L'inchiesta sui pestaggi nell'istituto dove dormivano i noglobal, sulle false molotov attribuite ai manifestanti e sui verbali farlocchi a giustificare il massacro, rischiò di finire nel nulla ancor prima d'ingranare, perché dai massimi livelli della Procura arrivò una sorta di veto all'iscrizione dei superfunzionari sul registro degli indagati. Il pool di magistrati che doveva occuparsi del'affaire G8 e dei tanti rivoli nei quali si era frammentato il dramma di quei giorni (la morte di Carlo Giuliani, le devastazioni dei manifestanti, i pestaggi di Bolzaneto e della Diaz appunto) era infatti coordinato all'epoca da due procuratori aggiunti: Giancarlo Pellegrino, oggi in pensione, e Francesco Lalla, attualmente numero uno dei pm a Genova. Il procuratore capo era invece Francesco Meloni, pure lui attualmente pensionato.
Si avvicina dunque il Ferragosto del 2001 quando, tirando le somme d'un mese di accertamenti sul comportamento delle forze dell'ordine , i pm arrivano alla conclusione che vanno messi sott'inchiesta un bel po' di "graduati". E fra loro figurano quelli che, oggi, sono autentici big della sicurezza italiana: l'attuale numero tre della polizia Francesco Gratteri (condannato a quattro anni e dirigente del Dipartimento centrale anticrimine) oppure Giovanni Luperi, al momento capo degli analisti nei servizi segreti. Hanno firmato il verbale falso successivo all'irruzione, nei loro confronti andrebbero formulate accuse precise. In quel momento, quando si deve percorrere la via più ostica, il procuratore Meloni è fuori Genova. E prima di partire ha fornito indicazioni nette: «Le scelte più importanti vanno prese con assoluta unità». Eccolo, il problema. Almeno uno dei due "aggiunti", Francesco Lalla, non è convinto della strada che si sta per imboccare, per lui quei poliziotti non vanno indagati. È il momento clou, il bivio davanti al quale rischia d'insabbiarsi l'indagine che più ha messo in discussione la polizia italiana negli ultimi vent'anni.
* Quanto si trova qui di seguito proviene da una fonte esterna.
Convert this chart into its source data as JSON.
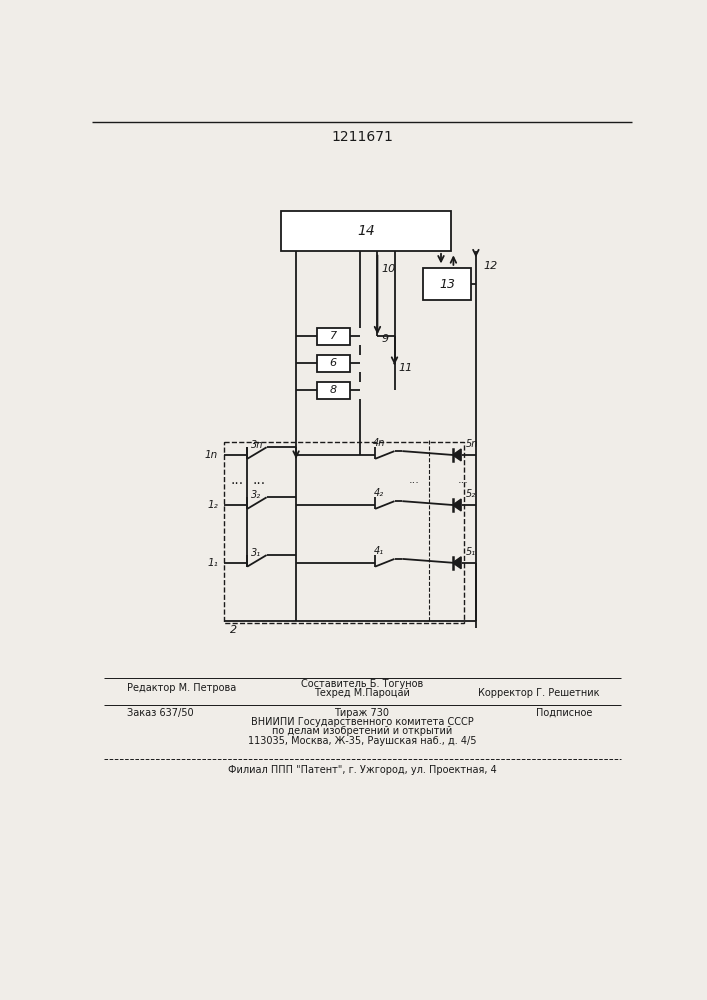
{
  "title": "1211671",
  "bg_color": "#f0ede8",
  "lc": "#1a1a1a",
  "lw": 1.3,
  "footer": {
    "line1_left": "Редактор М. Петрова",
    "line1_center_top": "Составитель Б. Тогунов",
    "line1_center_bot": "Техред М.Пароцай",
    "line1_right": "Корректор Г. Решетник",
    "line2_left": "Заказ 637/50",
    "line2_center": "Тираж 730",
    "line2_right": "Подписное",
    "line3": "ВНИИПИ Государственного комитета СССР",
    "line4": "по делам изобретений и открытий",
    "line5": "113035, Москва, Ж-35, Раушская наб., д. 4/5",
    "line6": "Филиал ППП \"Патент\", г. Ужгород, ул. Проектная, 4"
  }
}
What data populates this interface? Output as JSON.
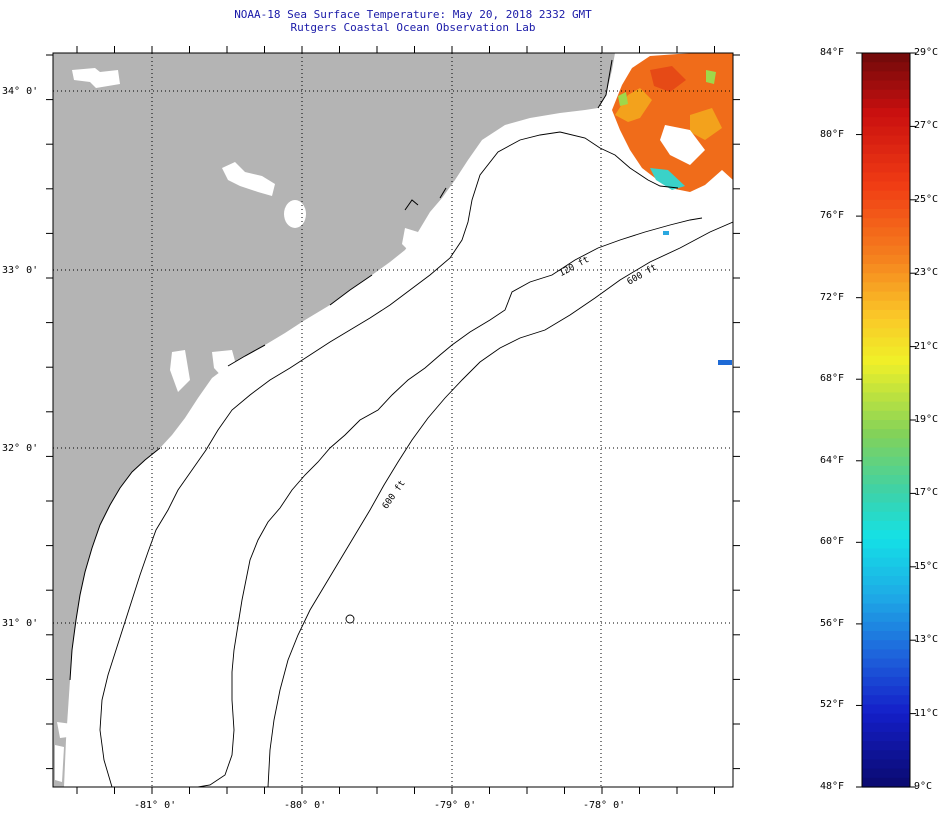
{
  "title": {
    "line1": "NOAA-18 Sea Surface Temperature:  May 20, 2018 2332 GMT",
    "line2": "Rutgers Coastal Ocean Observation Lab"
  },
  "map": {
    "lat_labels": [
      "34° 0'",
      "33° 0'",
      "32° 0'",
      "31° 0'"
    ],
    "lon_labels": [
      "-81° 0'",
      "-80° 0'",
      "-79° 0'",
      "-78° 0'"
    ],
    "contour_labels": [
      "120 ft",
      "600 ft",
      "600 ft"
    ],
    "colors": {
      "land": "#b4b4b4",
      "ocean": "#ffffff",
      "contour": "#000000",
      "grid": "#000000"
    }
  },
  "colorbar": {
    "fahrenheit_labels": [
      "84°F",
      "80°F",
      "76°F",
      "72°F",
      "68°F",
      "64°F",
      "60°F",
      "56°F",
      "52°F",
      "48°F"
    ],
    "celsius_labels": [
      "29°C",
      "27°C",
      "25°C",
      "23°C",
      "21°C",
      "19°C",
      "17°C",
      "15°C",
      "13°C",
      "11°C",
      "9°C"
    ]
  }
}
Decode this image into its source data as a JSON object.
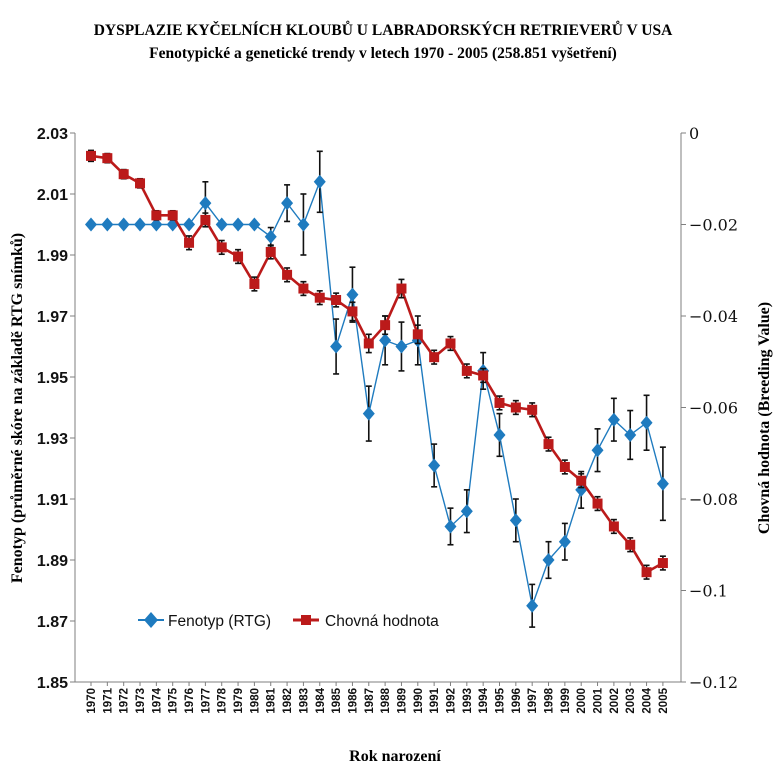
{
  "chart_data": {
    "type": "line",
    "title": "DYSPLAZIE KYČELNÍCH KLOUBŮ U LABRADORSKÝCH RETRIEVERŮ V USA",
    "subtitle": "Fenotypické a genetické trendy v letech 1970 - 2005 (258.851 vyšetření)",
    "xlabel": "Rok narození",
    "ylabel": "Fenotyp (průměrné skóre na základě RTG snímků)",
    "ylabel_right": "Chovná hodnota (Breeding Value)",
    "x": [
      "1970",
      "1971",
      "1972",
      "1973",
      "1974",
      "1975",
      "1976",
      "1977",
      "1978",
      "1979",
      "1980",
      "1981",
      "1982",
      "1983",
      "1984",
      "1985",
      "1986",
      "1987",
      "1988",
      "1989",
      "1990",
      "1991",
      "1992",
      "1993",
      "1994",
      "1995",
      "1996",
      "1997",
      "1998",
      "1999",
      "2000",
      "2001",
      "2002",
      "2003",
      "2004",
      "2005"
    ],
    "ylim": [
      1.85,
      2.03
    ],
    "yticks": [
      "2.03",
      "2.01",
      "1.99",
      "1.97",
      "1.95",
      "1.93",
      "1.91",
      "1.89",
      "1.87",
      "1.85"
    ],
    "ylim_right": [
      -0.12,
      0
    ],
    "yticks_right": [
      "0",
      "−0.02",
      "−0.04",
      "−0.06",
      "−0.08",
      "−0.1",
      "−0.12"
    ],
    "legend_position": "bottom-left",
    "grid": false,
    "series": [
      {
        "name": "Fenotyp (RTG)",
        "axis": "left",
        "color": "#1f7bbf",
        "marker": "diamond",
        "values": [
          2.0,
          2.0,
          2.0,
          2.0,
          2.0,
          2.0,
          2.0,
          2.007,
          2.0,
          2.0,
          2.0,
          1.996,
          2.007,
          2.0,
          2.014,
          1.96,
          1.977,
          1.938,
          1.962,
          1.96,
          1.962,
          1.921,
          1.901,
          1.906,
          1.952,
          1.931,
          1.903,
          1.875,
          1.89,
          1.896,
          1.913,
          1.926,
          1.936,
          1.931,
          1.935,
          1.915
        ],
        "err": [
          0,
          0,
          0,
          0,
          0,
          0,
          0,
          0.007,
          0,
          0,
          0,
          0.003,
          0.006,
          0.01,
          0.01,
          0.009,
          0.009,
          0.009,
          0.008,
          0.008,
          0.008,
          0.007,
          0.006,
          0.007,
          0.006,
          0.007,
          0.007,
          0.007,
          0.006,
          0.006,
          0.006,
          0.007,
          0.007,
          0.008,
          0.009,
          0.012
        ]
      },
      {
        "name": "Chovná hodnota",
        "axis": "right",
        "color": "#bb1a1a",
        "marker": "square",
        "values": [
          -0.005,
          -0.0055,
          -0.009,
          -0.011,
          -0.018,
          -0.018,
          -0.024,
          -0.019,
          -0.025,
          -0.027,
          -0.033,
          -0.026,
          -0.031,
          -0.034,
          -0.036,
          -0.0365,
          -0.039,
          -0.046,
          -0.042,
          -0.034,
          -0.044,
          -0.049,
          -0.046,
          -0.052,
          -0.053,
          -0.059,
          -0.06,
          -0.0605,
          -0.068,
          -0.073,
          -0.076,
          -0.081,
          -0.086,
          -0.09,
          -0.096,
          -0.094
        ],
        "err": [
          0.0012,
          0.001,
          0.001,
          0.001,
          0.001,
          0.001,
          0.0015,
          0.0015,
          0.0015,
          0.0015,
          0.0015,
          0.0015,
          0.0015,
          0.0015,
          0.0015,
          0.0015,
          0.002,
          0.002,
          0.002,
          0.002,
          0.002,
          0.0015,
          0.0015,
          0.0015,
          0.0015,
          0.0015,
          0.0015,
          0.0015,
          0.0015,
          0.0015,
          0.0015,
          0.0015,
          0.0015,
          0.0015,
          0.0015,
          0.0015
        ]
      }
    ]
  }
}
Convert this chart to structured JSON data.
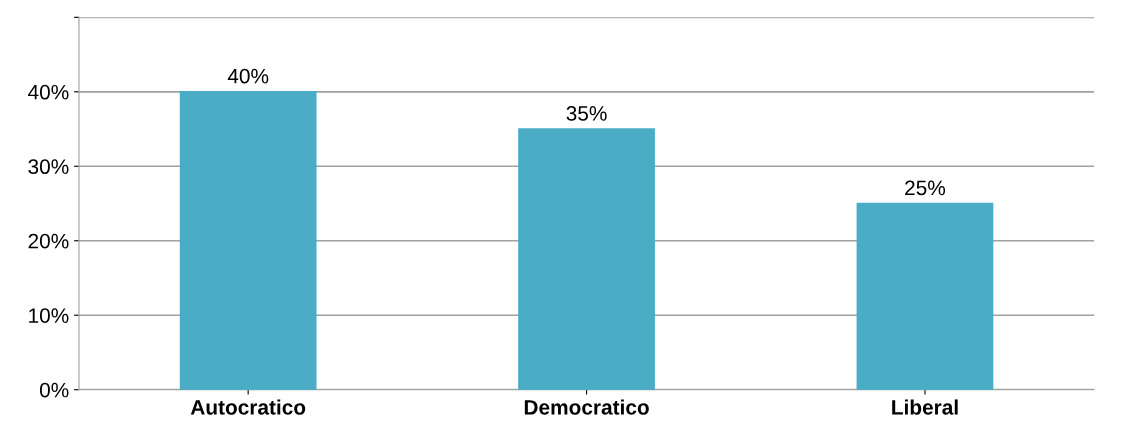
{
  "chart_data": {
    "type": "bar",
    "categories": [
      "Autocratico",
      "Democratico",
      "Liberal"
    ],
    "values": [
      40,
      35,
      25
    ],
    "value_labels": [
      "40%",
      "35%",
      "25%"
    ],
    "color": "#4bacc6",
    "ylim": [
      0,
      50
    ],
    "yticks": [
      {
        "value": 0,
        "label": "0%"
      },
      {
        "value": 10,
        "label": "10%"
      },
      {
        "value": 20,
        "label": "20%"
      },
      {
        "value": 30,
        "label": "30%"
      },
      {
        "value": 40,
        "label": "40%"
      },
      {
        "value": 50,
        "label": null
      }
    ],
    "grid": "y",
    "legend": false
  }
}
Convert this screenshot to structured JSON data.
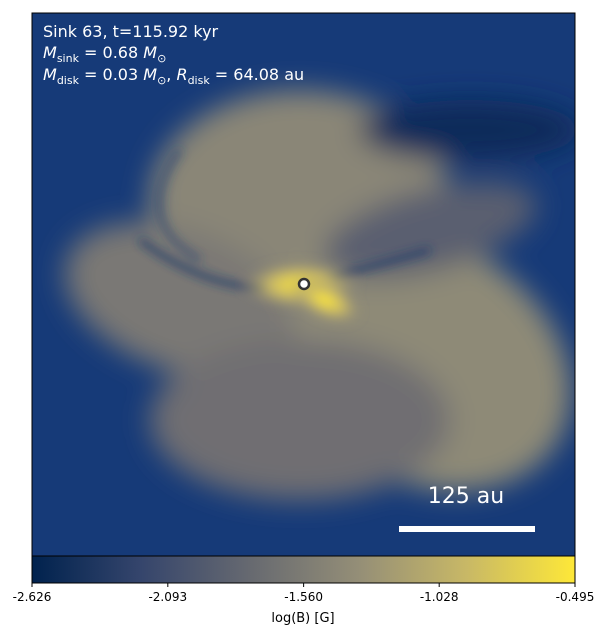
{
  "chart_data": {
    "type": "heatmap",
    "annotations": {
      "line1": "Sink 63, t=115.92 kyr",
      "line2": [
        "M",
        "sink",
        " = 0.68 ",
        "M",
        "⊙"
      ],
      "line3": [
        "M",
        "disk",
        " = 0.03 ",
        "M",
        "⊙",
        ", ",
        "R",
        "disk",
        " = 64.08 au"
      ]
    },
    "scale_bar": "125 au",
    "colorbar": {
      "label": "log(B) [G]",
      "clim": [
        -2.626,
        -0.495
      ],
      "ticks": [
        -2.626,
        -2.093,
        {
          "value": -1.56,
          "label": "-1.560"
        },
        -1.028,
        -0.495
      ],
      "colors": [
        "#00224e",
        "#35456c",
        "#666970",
        "#948e77",
        "#c8b866",
        "#fee838"
      ]
    }
  }
}
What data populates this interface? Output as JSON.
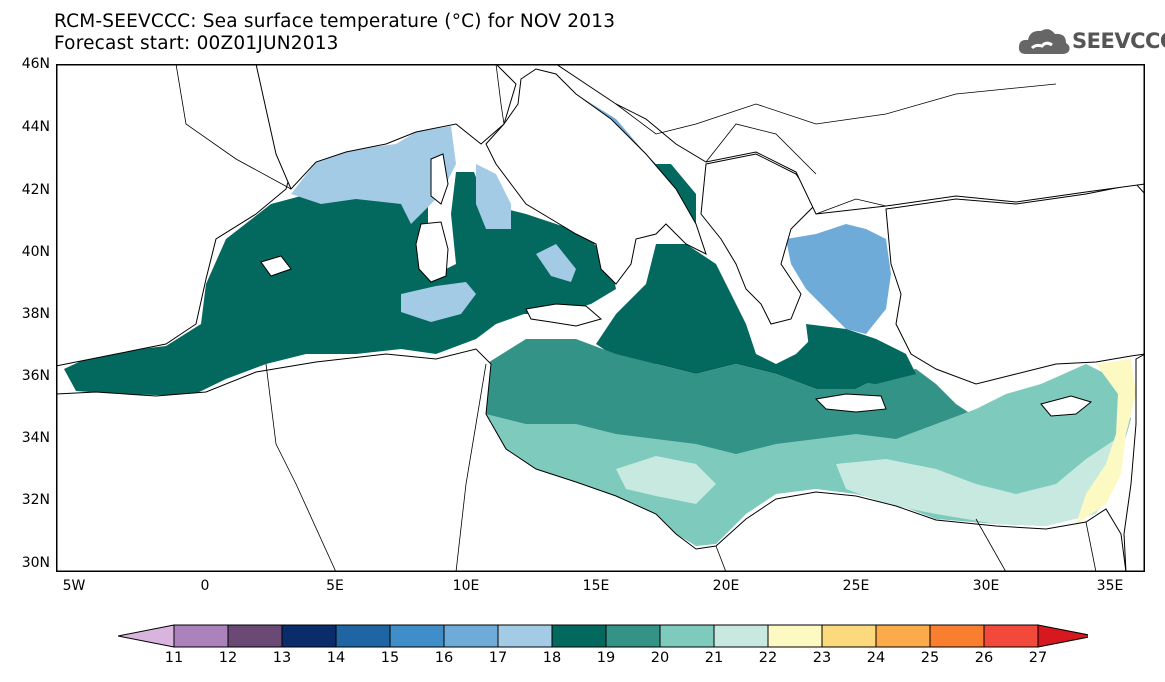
{
  "header": {
    "title": "RCM-SEEVCCC: Sea surface temperature (°C) for NOV 2013",
    "subtitle": "Forecast start: 00Z01JUN2013",
    "logo_text": "SEEVCCC"
  },
  "map": {
    "region": "Mediterranean Sea",
    "lon_range": [
      -5.5,
      36
    ],
    "lat_range": [
      30,
      46
    ],
    "lat_labels": [
      "46N",
      "44N",
      "42N",
      "40N",
      "38N",
      "36N",
      "34N",
      "32N",
      "30N"
    ],
    "lon_labels": [
      "5W",
      "0",
      "5E",
      "10E",
      "15E",
      "20E",
      "25E",
      "30E",
      "35E"
    ],
    "land_color": "#ffffff",
    "border_color": "#000000"
  },
  "colorbar": {
    "levels": [
      "11",
      "12",
      "13",
      "14",
      "15",
      "16",
      "17",
      "18",
      "19",
      "20",
      "21",
      "22",
      "23",
      "24",
      "25",
      "26",
      "27"
    ],
    "colors": [
      "#d9b4de",
      "#ac82bd",
      "#6a4a74",
      "#0a2c6b",
      "#1f64a3",
      "#3f8dc9",
      "#6fabd8",
      "#a4cbe6",
      "#03685d",
      "#349387",
      "#7ecbbd",
      "#c7e9e0",
      "#fdf9c3",
      "#fdd97e",
      "#fcab4b",
      "#f97e2f",
      "#f2493a",
      "#d7191f"
    ],
    "unit": "°C"
  },
  "sst_field": {
    "dominant_classes": {
      "western_basin": "18-19",
      "ligurian_tyrrhenian_north": "17-18",
      "adriatic": "16-18",
      "aegean_north": "16-18",
      "ionian_central": "19-21",
      "levantine": "20-22",
      "east_coast_levant": "22-23"
    }
  }
}
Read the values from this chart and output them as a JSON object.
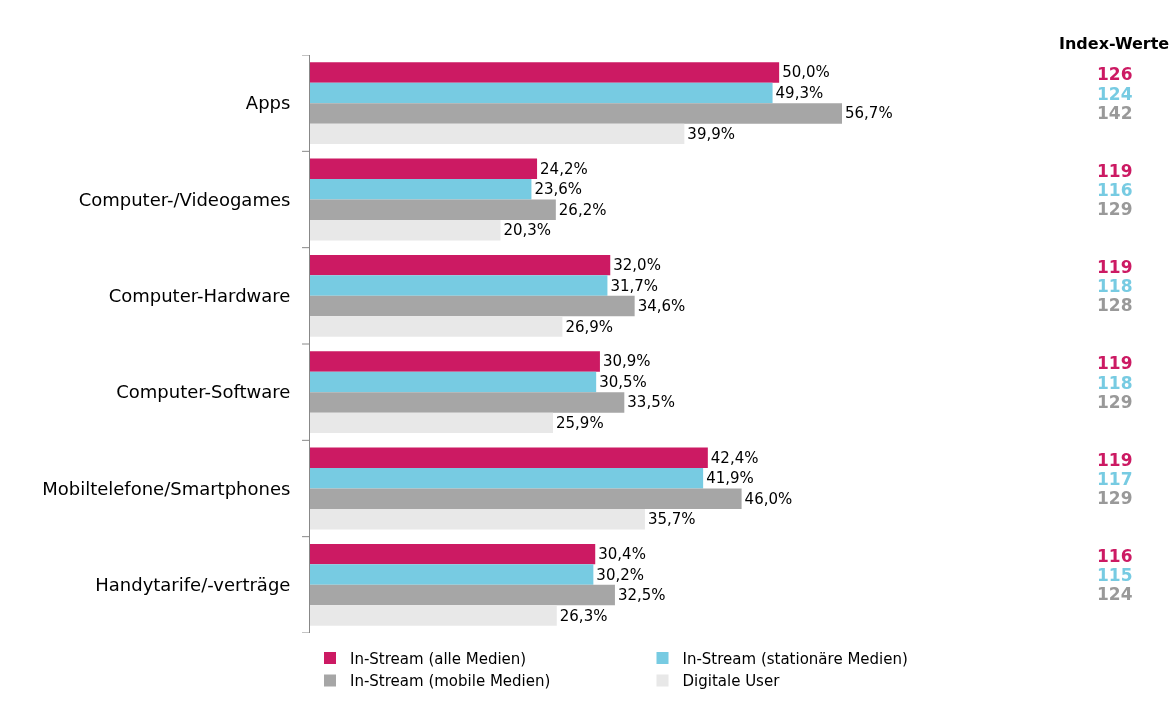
{
  "chart_data": {
    "type": "bar",
    "orientation": "horizontal",
    "legend": "bottom",
    "tick_labels": "y",
    "categories": [
      "Apps",
      "Computer-/Videogames",
      "Computer-Hardware",
      "Computer-Software",
      "Mobiltelefone/Smartphones",
      "Handytarife/-verträge"
    ],
    "series": [
      {
        "name": "In-Stream (alle Medien)",
        "color": "#cc1a63",
        "values": [
          50.0,
          24.2,
          32.0,
          30.9,
          42.4,
          30.4
        ],
        "value_labels": [
          "50,0%",
          "24,2%",
          "32,0%",
          "30,9%",
          "42,4%",
          "30,4%"
        ]
      },
      {
        "name": "In-Stream (stationäre Medien)",
        "color": "#77cbe2",
        "values": [
          49.3,
          23.6,
          31.7,
          30.5,
          41.9,
          30.2
        ],
        "value_labels": [
          "49,3%",
          "23,6%",
          "31,7%",
          "30,5%",
          "41,9%",
          "30,2%"
        ]
      },
      {
        "name": "In-Stream (mobile Medien)",
        "color": "#a6a6a6",
        "values": [
          56.7,
          26.2,
          34.6,
          33.5,
          46.0,
          32.5
        ],
        "value_labels": [
          "56,7%",
          "26,2%",
          "34,6%",
          "33,5%",
          "46,0%",
          "32,5%"
        ]
      },
      {
        "name": "Digitale User",
        "color": "#e8e8e8",
        "values": [
          39.9,
          20.3,
          26.9,
          25.9,
          35.7,
          26.3
        ],
        "value_labels": [
          "39,9%",
          "20,3%",
          "26,9%",
          "25,9%",
          "35,7%",
          "26,3%"
        ]
      }
    ],
    "annotations": [
      "Index-Werte",
      "126",
      "124",
      "142",
      "119",
      "116",
      "129",
      "119",
      "118",
      "128",
      "119",
      "118",
      "129",
      "119",
      "117",
      "129",
      "116",
      "115",
      "124"
    ]
  }
}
Meloni rientra in Liguria, i magistrati del pool G8 gli scrivono una nota segreta in cui chiedono, formalmente, che quei superpoliziotti non restino intoccabili. Dopo una riunione di fuoco si opta per iscrizioni «progressive», un passo alla volta, ma comunque si procede. Francesco Lalla oggi minimizza: «Io avevo le mie opinioni, le espressi, ma non svolgevo un ruolo di coordinamento tale da influenzare in modo così pesante il lavoro d'ogni singolo sostituto. Parlare di frizioni mi sembrerebbe eccessivo». C'è di più. Una parte degli accertamenti, per un certo periodo, fu affidata a un «ufficio G8» messo su dalla questura genovese (questore era ancora Francesco Colucci, che sarebbe stato a breve silurato) di cui facevano parte alcuni degli investigatori poi finiti sott'accusa.
È questa, la vera genesi di un'indagine che ha rischiato concretamente di finire sul binario morto prima di rotolare come una valanga fino alle 26 condanne di martedì. A volte basta un bivio, davvero, per cambiare storie (parecchio) importanti.